RCMP ends 16-hour standoff in Iqaluit
One man taken into custody, police lift early-morning shelter-in-place advisory
Police escort a man and a woman from an apartment on Tasilik Street where police spent 16 hours in a standoff after responding to a call that shots had been fired. (Photo by Daron Letts)
Police in Iqaluit ended a 16-hour standoff Saturday afternoon, taking a man into custody after tactical officers forced their way into an apartment building on Tasilik Street.
“We got ‘em, boys,” an RCMP officer was overheard telling a group of children at about 4:20 p.m.

An RCMP vehicle drives away from Tasilik Street in Iqaluit where police took a man into custody following a 16-hour standoff that began when police responded to a call that shots had been fired in a home. (Photo by Arty Sarkisian)
One boy was heard telling an officer, “I like your drone,” one of the tools police used throughout the day.
At 4:20 p.m., a man was seen in the back seat of a police vehicle, banging hard on the window, as police drove away.
Iqaluit RCMP officers had been in the area since 12:50 a.m., early Saturday morning, when they responded to a report that shots had been fired in a residence. Police took a person away in a vehicle at about 2 a.m., but it’s not clear if that person was taken into custody.
Children who lived nearby were among the onlookers who watched the police operation unfold throughout the day despite the shelter-in-place advisory police issued at 1:18 a.m.
A man who lives in the building said he knew the man police were trying to talk into surrendering. Jimmy Markoosie described him as his neighbour.
“He comes around and drinks with us once in a while, but he hasn’t been around for a while, so I guess something ticked him [off] and … he’s in this situation now.”
Markoosie told a Nunatsiaq News reporter the man had come over to his apartment to “apologize” and that he went “berserk overnight.”
Police had tried since at least 4:30 a.m. to get the man to leave his apartment with his hands up.
“They’ve been there ever since,” Markoosie said at about 2:30 p.m., when he and his wife were finally able to leave their own apartment.
“I tried leaving earlier today, but [the police] wouldn’t let me go,” he said.

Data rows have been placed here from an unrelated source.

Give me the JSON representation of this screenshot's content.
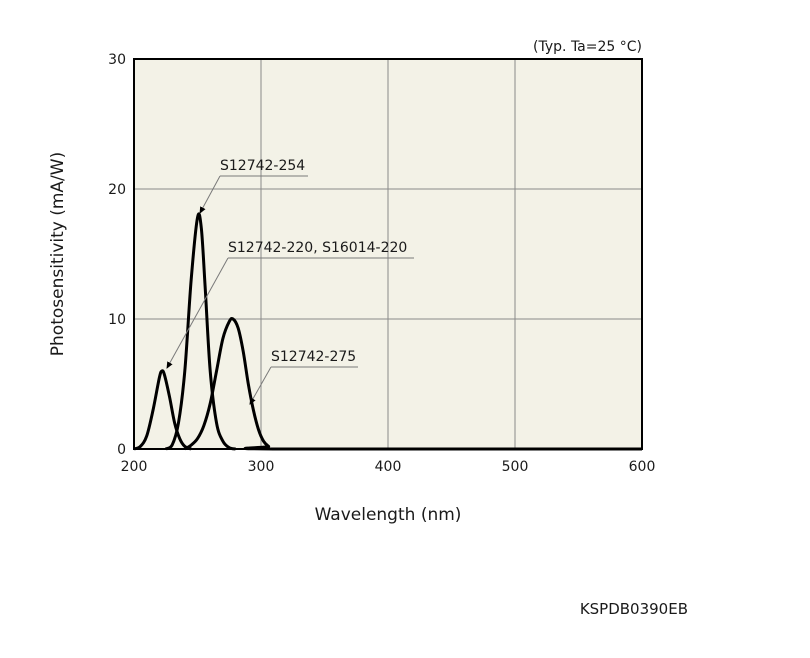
{
  "chart_data": {
    "type": "line",
    "title": "",
    "note": "(Typ. Ta=25 °C)",
    "xlabel": "Wavelength (nm)",
    "ylabel": "Photosensitivity (mA/W)",
    "xlim": [
      200,
      600
    ],
    "ylim": [
      0,
      30
    ],
    "xticks": [
      200,
      300,
      400,
      500,
      600
    ],
    "yticks": [
      0,
      10,
      20,
      30
    ],
    "grid": true,
    "legend": "none",
    "series": [
      {
        "name": "S12742-220, S16014-220",
        "points": [
          [
            200,
            0
          ],
          [
            205,
            0.2
          ],
          [
            210,
            1.0
          ],
          [
            215,
            3.0
          ],
          [
            220,
            5.5
          ],
          [
            222,
            6.0
          ],
          [
            224,
            5.7
          ],
          [
            228,
            4.0
          ],
          [
            232,
            2.0
          ],
          [
            236,
            0.8
          ],
          [
            240,
            0.2
          ],
          [
            245,
            0
          ]
        ]
      },
      {
        "name": "S12742-254",
        "points": [
          [
            225,
            0
          ],
          [
            230,
            0.3
          ],
          [
            235,
            2.0
          ],
          [
            240,
            6.0
          ],
          [
            245,
            13.0
          ],
          [
            250,
            17.8
          ],
          [
            253,
            17.0
          ],
          [
            256,
            12.5
          ],
          [
            260,
            6.0
          ],
          [
            265,
            2.0
          ],
          [
            270,
            0.6
          ],
          [
            275,
            0.1
          ],
          [
            280,
            0
          ]
        ]
      },
      {
        "name": "S12742-275",
        "points": [
          [
            240,
            0
          ],
          [
            245,
            0.3
          ],
          [
            250,
            0.8
          ],
          [
            255,
            1.8
          ],
          [
            260,
            3.5
          ],
          [
            265,
            6.0
          ],
          [
            270,
            8.5
          ],
          [
            275,
            9.8
          ],
          [
            278,
            10.0
          ],
          [
            282,
            9.3
          ],
          [
            286,
            7.5
          ],
          [
            290,
            5.0
          ],
          [
            294,
            3.0
          ],
          [
            298,
            1.5
          ],
          [
            302,
            0.6
          ],
          [
            306,
            0.2
          ],
          [
            310,
            0
          ],
          [
            600,
            0
          ]
        ]
      }
    ],
    "annotations": [
      {
        "text": "S12742-254",
        "target_series": 1
      },
      {
        "text": "S12742-220, S16014-220",
        "target_series": 0
      },
      {
        "text": "S12742-275",
        "target_series": 2
      }
    ],
    "figure_code": "KSPDB0390EB",
    "colors": {
      "plot_bg": "#f3f2e7",
      "line": "#000000",
      "grid": "#8a8a8a",
      "leader": "#7a7a7a"
    }
  }
}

Jimmy Markoosie, who was led from his apartment by a police escort, says he knows the man involved in a 16-hour standoff. (Photo by Arty Sarkisian)
Once they were out, police stepped up their activity. Officers were seen with a battering ram and guns that could be used to fire tear gas or a flash bang, a grenade police use to stun people in a standoff long enough for them to enter a building and apprehend them.
A various times throughout the day, police blared their vehicles’ sirens, threw rocks against the building and called out to the man, telling him to come to the window, as well as telling him to come downstairs where they “left a cellphone for you.”
They spent the next 16 hours — until 4:40 p.m. — focused on building 2245, a multiplex apartment building called Crosswinds.
At 4:40 p.m., police lifted a shelter-in-place advisory that was sent to Iqaluit residents’ cellphones at 1:18 a.m. and posted on Facebook at 1:54 a.m., a news release issued by RCMP spokesperson Sgt. George Henrie said. One person had been taken into custody. There was no longer a threat to public safety, it added.
There were about 20 officers dressed in green camouflage-style tactical uniforms at the height of the police activity in the middle of the afternoon.
An RCMP aircraft from Ottawa arrived in Iqaluit just before 1 p.m., according to the Flightaware air-traffic tracking app.
The official response included an ambulance and fire truck stationed near the police activity, however, no one was seen receiving attention from paramedics.




Good article on the crime, good job.
Thank you to everyone who helped bring this to a safe resolution. The public, the police, ambulance. We are a community and this article reflects that.
Well done to this reporter who didn’t try to sway public opinion one way or the other, just the facts in a well written article.
Yeah, this article is peak local paper. Finding a gossipy neighbor, eavesdropping on the kids and cops talking, that’s small town journalism baybeee
Good job to the officers involved. Negotiations with a barricaded individual is not an easy task and the positive outcome will only reinforce the point that in most crisis, patience prevails.